Hiring a boat from Tchalo to Mlowe costs about K100, 000, an amount he said is exorbitant for the facility to afford since it does not receive adequate funding.
“The health centre has two boats, which have for the past two years been in dilapidated state. We need them operational if we are to save lives of our mothers and babies,” Jere said.
Esnart Mhango, 28, recounted her near-death experience during her two previous pregnancies.
Now in her eighth month of her third pregnancy, Mhango has vivid memories of how she delivered her first born daughter on a boat five years ago on her way to Rumphi District Hospital.
“I lost a lot of blood; I and the child survived by God’s grace. The officer at the clinic told me my situation was complicated and I needed expatriate pair of hands for safe delivery,” Mhango narrated.
Two years ago the Livingstonia synod came in to save the health crisis in the area by upgrading the clinic which had lain in shambles since its inauguration in 1962.
It now has a maternity wing and modern medical equipment, but shortage of staff remains a major problem.
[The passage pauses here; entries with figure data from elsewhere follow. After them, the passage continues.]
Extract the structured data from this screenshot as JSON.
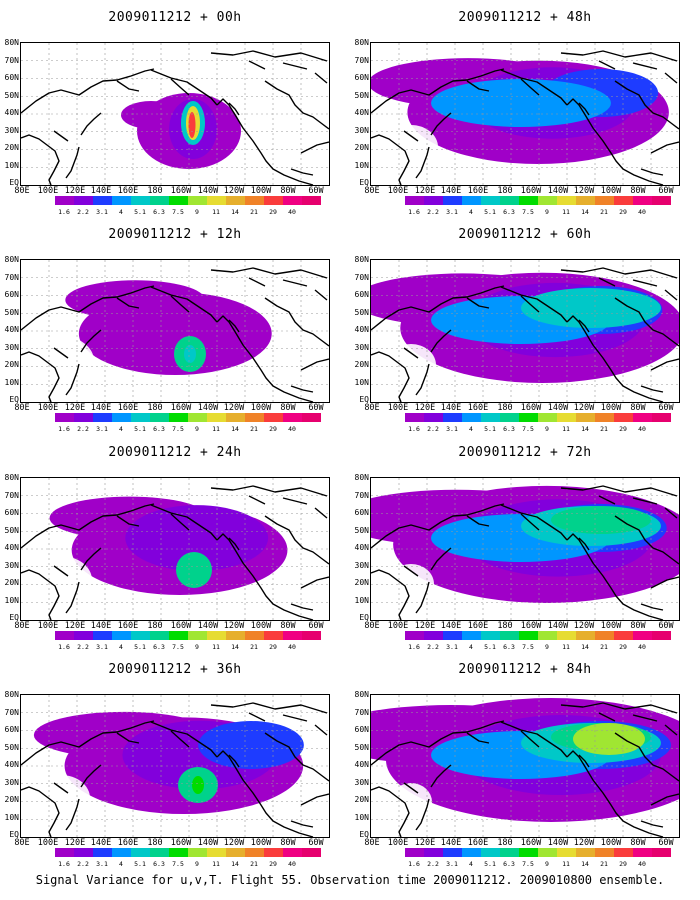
{
  "caption": "Signal Variance for u,v,T. Flight 55. Observation time 2009011212. 2009010800 ensemble.",
  "lat_labels": [
    "80N",
    "70N",
    "60N",
    "50N",
    "40N",
    "30N",
    "20N",
    "10N",
    "EQ"
  ],
  "lon_labels": [
    "80E",
    "100E",
    "120E",
    "140E",
    "160E",
    "180",
    "160W",
    "140W",
    "120W",
    "100W",
    "80W",
    "60W"
  ],
  "colorbar": {
    "labels": [
      "1.6",
      "2.2",
      "3.1",
      "4",
      "5.1",
      "6.3",
      "7.5",
      "9",
      "11",
      "14",
      "21",
      "29",
      "40"
    ],
    "colors": [
      "#a000c8",
      "#8200dc",
      "#1e3cff",
      "#0096ff",
      "#00c8c8",
      "#00d28c",
      "#00dc00",
      "#a0e632",
      "#e6dc32",
      "#e6af2d",
      "#f08228",
      "#fa3c3c",
      "#f00082"
    ]
  },
  "panels": [
    {
      "title": "2009011212 + 00h",
      "level": 0
    },
    {
      "title": "2009011212 + 12h",
      "level": 1
    },
    {
      "title": "2009011212 + 24h",
      "level": 2
    },
    {
      "title": "2009011212 + 36h",
      "level": 3
    },
    {
      "title": "2009011212 + 48h",
      "level": 4
    },
    {
      "title": "2009011212 + 60h",
      "level": 5
    },
    {
      "title": "2009011212 + 72h",
      "level": 6
    },
    {
      "title": "2009011212 + 84h",
      "level": 7
    }
  ]
}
As the only qualified midwife, Jere, delivers about five babies in a day and in a month he refers over ten of them to bigger facilities.
Child marriages are also rampant in Tchalo, hence the high number of first time pregnancies which according to health experts have higher obstetrical risks.
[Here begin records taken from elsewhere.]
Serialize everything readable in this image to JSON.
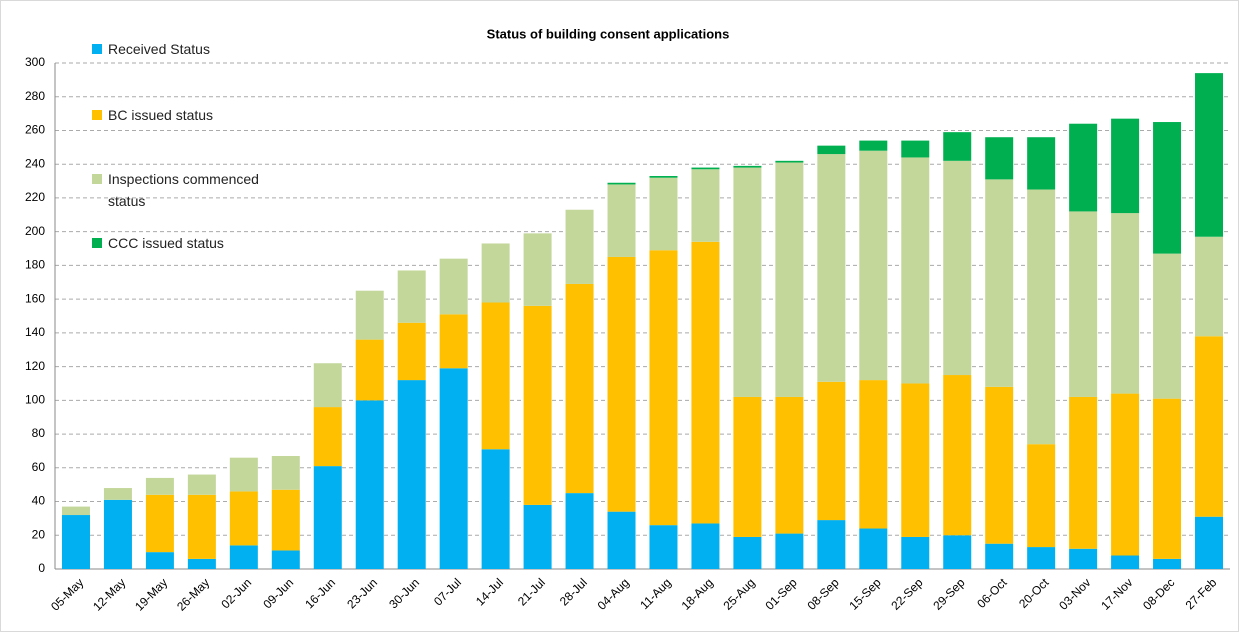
{
  "chart_data": {
    "type": "stacked_bar",
    "title": "Status of building consent applications",
    "categories": [
      "05-May",
      "12-May",
      "19-May",
      "26-May",
      "02-Jun",
      "09-Jun",
      "16-Jun",
      "23-Jun",
      "30-Jun",
      "07-Jul",
      "14-Jul",
      "21-Jul",
      "28-Jul",
      "04-Aug",
      "11-Aug",
      "18-Aug",
      "25-Aug",
      "01-Sep",
      "08-Sep",
      "15-Sep",
      "22-Sep",
      "29-Sep",
      "06-Oct",
      "20-Oct",
      "03-Nov",
      "17-Nov",
      "08-Dec",
      "27-Feb"
    ],
    "series": [
      {
        "name": "Received Status",
        "color": "#00b0f0",
        "values": [
          32,
          41,
          10,
          6,
          14,
          11,
          61,
          100,
          112,
          119,
          71,
          38,
          45,
          34,
          26,
          27,
          19,
          21,
          29,
          24,
          19,
          20,
          15,
          13,
          12,
          8,
          6,
          31
        ]
      },
      {
        "name": "BC issued status",
        "color": "#ffc000",
        "values": [
          0,
          0,
          34,
          38,
          32,
          36,
          35,
          36,
          34,
          32,
          87,
          118,
          124,
          151,
          163,
          167,
          83,
          81,
          82,
          88,
          91,
          95,
          93,
          61,
          90,
          96,
          95,
          107
        ]
      },
      {
        "name": "Inspections commenced status",
        "color": "#c4d79b",
        "values": [
          5,
          7,
          10,
          12,
          20,
          20,
          26,
          29,
          31,
          33,
          35,
          43,
          44,
          43,
          43,
          43,
          136,
          139,
          135,
          136,
          134,
          127,
          123,
          151,
          110,
          107,
          86,
          59
        ]
      },
      {
        "name": "CCC issued status",
        "color": "#00b050",
        "values": [
          0,
          0,
          0,
          0,
          0,
          0,
          0,
          0,
          0,
          0,
          0,
          0,
          0,
          1,
          1,
          1,
          1,
          1,
          5,
          6,
          10,
          17,
          25,
          31,
          52,
          56,
          78,
          97
        ]
      }
    ],
    "ylim": [
      0,
      300
    ],
    "yticks": [
      0,
      20,
      40,
      60,
      80,
      100,
      120,
      140,
      160,
      180,
      200,
      220,
      240,
      260,
      280,
      300
    ],
    "grid": true
  }
}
Tchalo has a persistent water problem. With its rocky and hilly topography drilling a borehole is almost impossible.
The only place where people can access tap water is at the health centre where the Livingstonia synod has installed a water purification system direct from the lake which is a few metres away.
Apart from the lake, people fetch water from shallow wells and Tchalo River for household use though it fails to meet the required health standards for human consumption.
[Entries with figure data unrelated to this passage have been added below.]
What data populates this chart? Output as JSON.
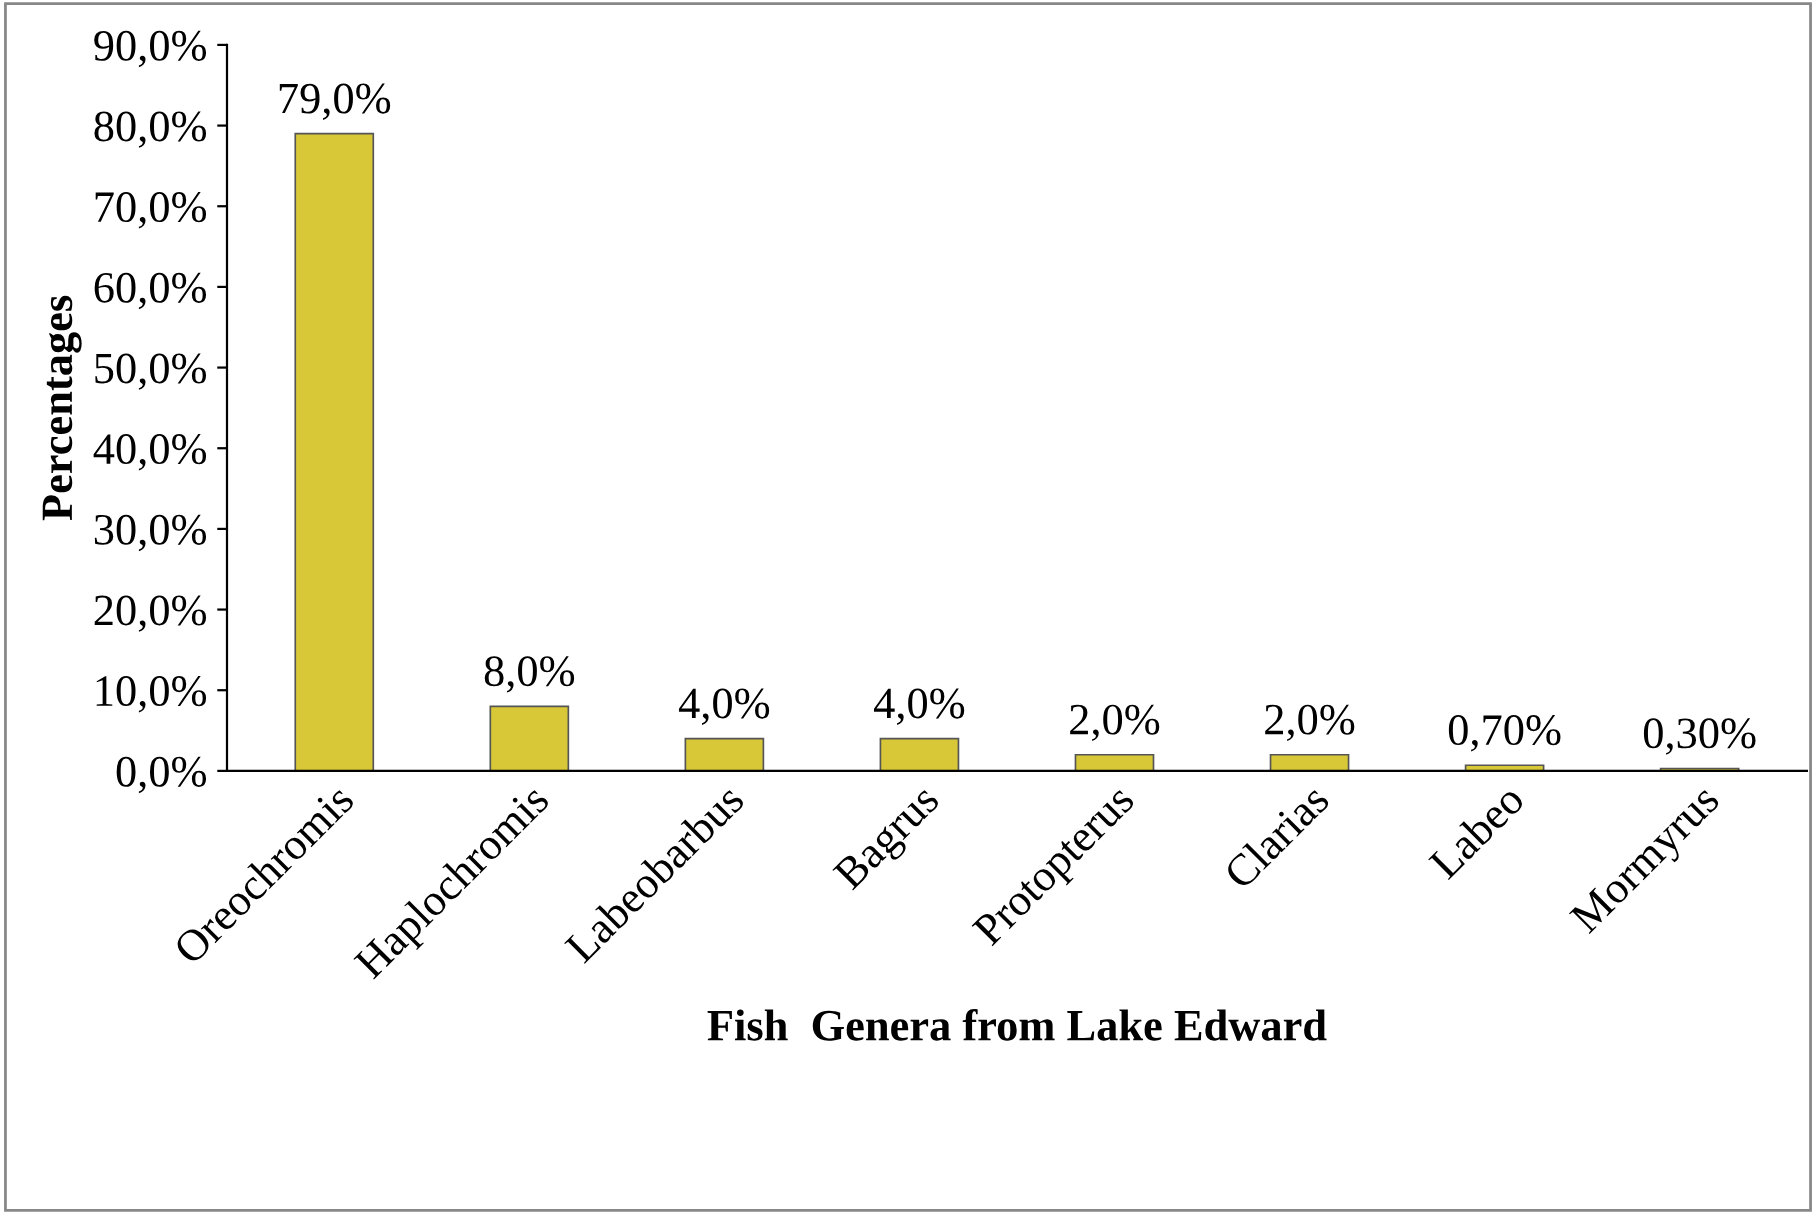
{
  "chart_data": {
    "type": "bar",
    "xlabel": "Fish  Genera from Lake Edward",
    "ylabel": "Percentages",
    "categories": [
      "Oreochromis",
      "Haplochromis",
      "Labeobarbus",
      "Bagrus",
      "Protopterus",
      "Clarias",
      "Labeo",
      "Mormyrus"
    ],
    "values": [
      79.0,
      8.0,
      4.0,
      4.0,
      2.0,
      2.0,
      0.7,
      0.3
    ],
    "value_labels": [
      "79,0%",
      "8,0%",
      "4,0%",
      "4,0%",
      "2,0%",
      "2,0%",
      "0,70%",
      "0,30%"
    ],
    "color": "#d8c838",
    "ylim": [
      0,
      90
    ],
    "yticks": [
      {
        "value": 0,
        "label": "0,0%"
      },
      {
        "value": 10,
        "label": "10,0%"
      },
      {
        "value": 20,
        "label": "20,0%"
      },
      {
        "value": 30,
        "label": "30,0%"
      },
      {
        "value": 40,
        "label": "40,0%"
      },
      {
        "value": 50,
        "label": "50,0%"
      },
      {
        "value": 60,
        "label": "60,0%"
      },
      {
        "value": 70,
        "label": "70,0%"
      },
      {
        "value": 80,
        "label": "80,0%"
      },
      {
        "value": 90,
        "label": "90,0%"
      }
    ],
    "grid": false,
    "legend": false
  }
}
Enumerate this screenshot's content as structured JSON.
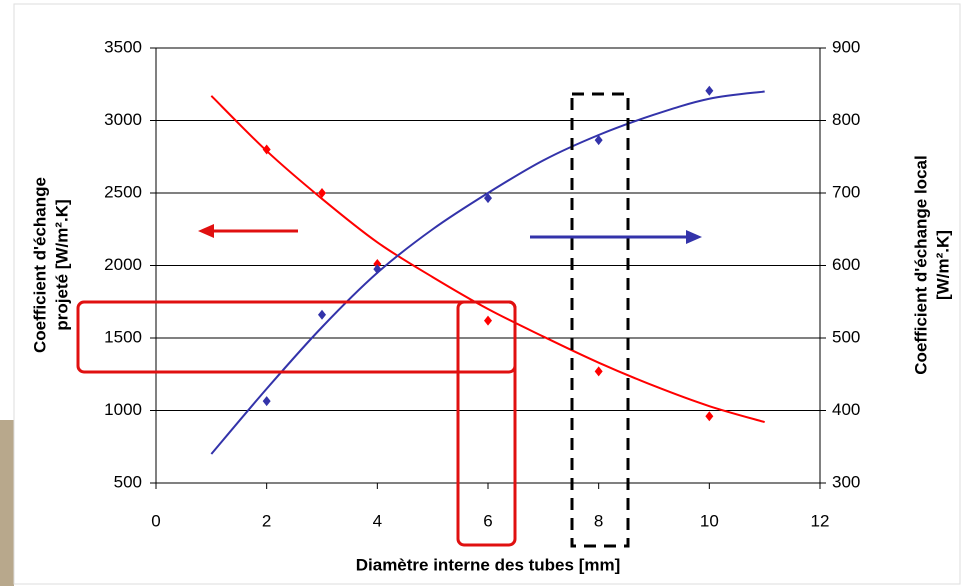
{
  "chart_data": {
    "type": "scatter",
    "x_label": "Diamètre interne des tubes [mm]",
    "y_label": [
      "Coefficient d'échange",
      "projeté [W/m².K]"
    ],
    "y2_label": [
      "Coefficient d'échange local",
      "[W/m².K]"
    ],
    "xlim": [
      0,
      12
    ],
    "xticks": [
      0,
      2,
      4,
      6,
      8,
      10,
      12
    ],
    "ylim": [
      500,
      3500
    ],
    "yticks": [
      500,
      1000,
      1500,
      2000,
      2500,
      3000,
      3500
    ],
    "y2lim": [
      300,
      900
    ],
    "y2ticks": [
      300,
      400,
      500,
      600,
      700,
      800,
      900
    ],
    "grid": true,
    "series": [
      {
        "color": "#ff0000",
        "mode": "markers",
        "x": [
          2,
          3,
          4,
          6,
          8,
          10
        ],
        "values": [
          2800,
          2500,
          2010,
          1620,
          1270,
          960
        ]
      },
      {
        "color": "#ff0000",
        "mode": "line",
        "x": [
          1,
          2,
          3,
          4,
          5,
          6,
          7,
          8,
          9,
          10,
          11
        ],
        "values": [
          3170,
          2790,
          2460,
          2160,
          1920,
          1700,
          1510,
          1330,
          1170,
          1030,
          920
        ]
      },
      {
        "color": "#3333aa",
        "mode": "markers",
        "axis": "y2",
        "x": [
          2,
          3,
          4,
          6,
          8,
          10
        ],
        "values": [
          413,
          532,
          595,
          693,
          773,
          841
        ]
      },
      {
        "color": "#3333aa",
        "mode": "line",
        "axis": "y2",
        "x": [
          1,
          2,
          3,
          4,
          5,
          6,
          7,
          8,
          9,
          10,
          11
        ],
        "values": [
          340,
          430,
          515,
          590,
          650,
          700,
          745,
          780,
          808,
          830,
          840
        ]
      }
    ]
  }
}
The health centre rarely has chlorine in stock to distribute to households for water treatment.
This has in turn led to increased cases of water borne infections with an average of 70 patients receiving treatment in a month, the majority of them being children below the age of five.
Unfortunately, the clinic persistently runs out of the necessary drugs to treat the infections.
Local councillor for the area Chakaka Nyirenda said recently that issues of sanitation are a problem though the area was declared Open Defecation Free (ODF) last year.
“We lack safe water for home use; our toilets are shallow since the place is covered in rocks. There is a high possibility that people might resort to using bushes and the lake to answer the call of nature,” said Nyirenda.
Statistics from the World Health Organisation reveal that 25 percent of deaths in Southern Africa result from sanitation related illnesses.
The education sector has not been spared from the challenges being faced in this secluded area.
Tchalo Primary School has a shortage of teachers because when posted to the area, teachers are unwilling to take up the challenge of serving children in this hard-to-reach area of Rumphi.
It was learnt that many teachers fail to bear the tedious routine of going into the lake for phone calls and embarking on a voyage to access salaries and many other household supplies every month on the mainland.
“Need I say that the boats that we use are not safe either, they barely have spare engines or life jackets in readiness for tragedy. So it’s a gamble and frankly I do not see fresh graduates accepting to work in places like these,” said one member of staff at the school.
Nonetheless, Tchalo remains a place of great tourism potential which government can tap into to uplift the lives of the 5000 people on the peninsula.
At the meantime, deep in their suffering people of Tchalo patiently wait for that day when those tasked with proving services assume their full responsibility and roll out development programmes that will not just change their livelihoods but also rewrite the story of the area forever.